I'll try that in a bit.

>> 
>> Previous attempts to debug assets shows that EFI does "odd"
>> things to the stack when we hit an exception, making walking it
>> with GDB impossible. I need to figure out what madness EFI does
>> with my SP so I can get the entire stack on an explosion, but
>> this remains at best hopeful thinking.
> 
> This sounds very strange - could it be that because you take an 
> exception, you use a SP from a different mode and everything just
> messes up?
> 

This could be GDB just being unhappy. I've had issues walking the
stack in KVM in general, but even if I walk the stack by hand, I don't
see a pointer to the next frame when we're in an exception. To my
knowledge, UEFI uses the standard AArch64 C ABI, but this might be a
faulty exception on my part.

>> 
>> Further complicating things is that during EBS, my print
>> debugging goes away. I might just cheat and roll a simple
>> assembly function to bang out messages through serial without
>> calling anything else. Ugly as sin, but this should let me get
>> useful debug output through the EBS framework. Complicating
>> matters is that I need to locate each and all EBS() event
>> functions, which are spread *everywhere* in TianoCore, and then
>> debug them each individually.
> 
> I'm a little confused no knowing UEFI, is EBS() not a single
> function and what does it matter that it's called from multiple
> places?
> 

So, drivers and applications can enlist to get notification of when
ExitBootServices are called. This pushes a pointer to a function into
an array when is then iterated through and this pointer is then called
so drivers can unregister themselves from boot services, etc.

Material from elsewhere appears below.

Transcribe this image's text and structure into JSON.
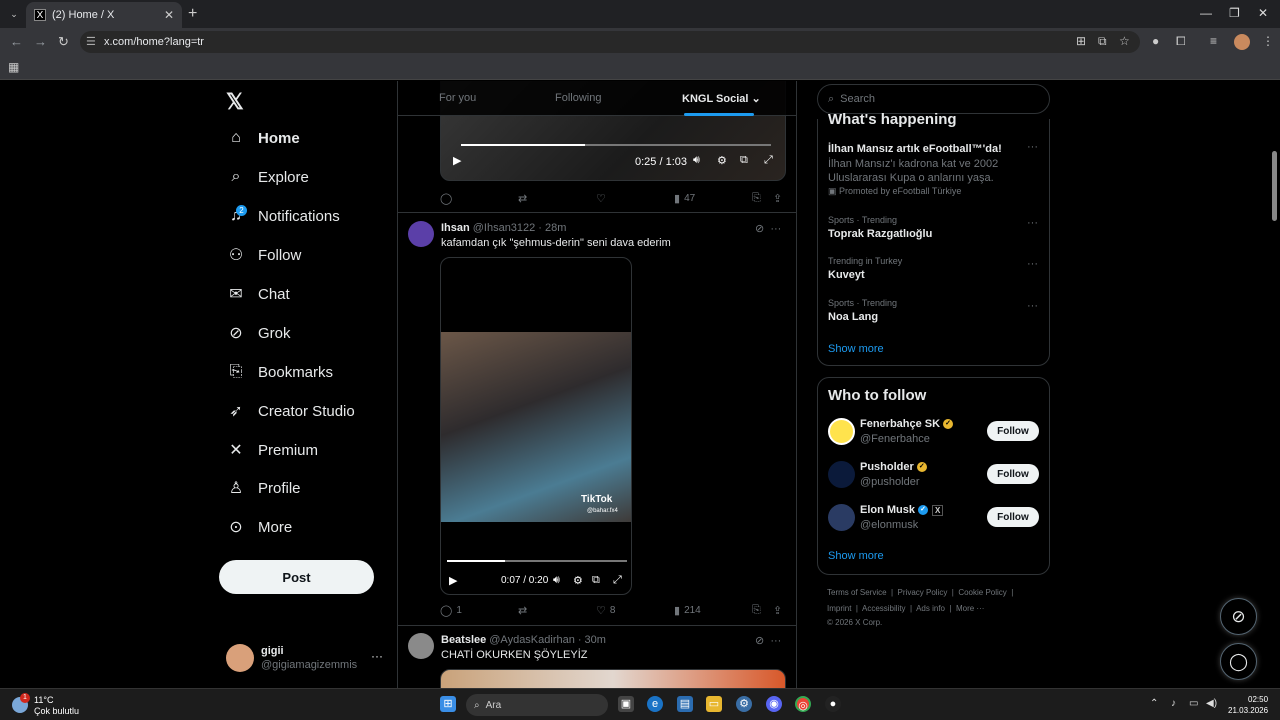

Complicating the issue is I can't use printf once GetMemoryMap() is
called without breaking EBS() (I think this is a bug in UEFI, leif, 2
cents?, but I think I can twiddle the serial port directly without
breaking shit.

Having slept on it, its probably easy to print out the pointers as we
go through them, so I can get an idea of whats listening for EBS and
try and narrow down my list of candidates.

>> 
>> I'm open to ideas on how best to accomplish this.
>> 
>> On a larger scale, there are a couple of other bugs and odds and
>> ends which currently affect us:
>> 
>> * wfi doesn't work
>> 
>> THis is probably the biggest w.r.t. to functionality that should
>> work, but doesn't. The EFI event loop is built on checking the
>> timer, then calling wfi to check the timer later. The problem
>> here is we call wfi ... and UEFI never comes back despite events
>> firing (I can put print code in the interrupt handler to confirm
>> this). This may be related to the VGIC errors I get running kvm
>> under foundation, but haven't taken the time to properly nail
>> down the bug here.
> 
> So if I understand it, the expected sequence of events are:
> 
> 1. check timer (arch timer counter?) 2. WFI 3. virtual arch timer
> interrupt, causes wake-up from WFI 4. go to 1->
> 
> But you seem to get stuck at (2)?
> 

Exactly.

> When you say "print code in the interrupt handler" is that the
> UEFI interrupt handler?  In that case, you do wake up from the
> WFI...?
> 

I put a DEBUG print line in the Timer interrupt handler, which prints
out a message every tick letting me know the timer was working. When
we call wfi, the timer ticks still show up (and I can see them through
vgic with debugging there enabled)

> Do you see stuff happening in virt/kvm/arm/arch_timer.c: 
> kvm_timer_inject_irq()?
> 
> That should call kvm_vgic_inject_irq(), which should 
> vgic_kick_vcpus(kvm), which is what wakes you up from your WFI.
> 

Hrm, I need some debug code in vgic_kick_vcpus. Thanks!

>> 
>> This was worked around by commenting out the wfi, turning event
>> loop into a busy loop, but this has to be resolved before we can
>> ever consider merging it
>> 
>> * No RTC
>> 
>> I looked through virt.c in KVM, and as best I can tell, I've got
>> no RTC at all (no PL031). It also appears that the kernel can't
>> get RTC as running a kernel gets me a 1970 clock. I'm not sure if
>> this is by design or not, but it causes GetTime() to return
>> EFI_ERROR, and I suspect may be one of the exceptions I'm getting
>> avoid (Shell prints a ton of warnings that GetTime is busted).
> 
> The only thing you can use to tell passing of time in mach-virt is
> the arch-timer counter and use a fixed starting point.
> 

The problem here is spec says THOU SHALL HAVE RTC. We could fake it
with counting up from system start and using the UEFI build time as a
starting point, but this is not what the spec rights had in mind
(nothing says GetTime() has to be accurate :-)).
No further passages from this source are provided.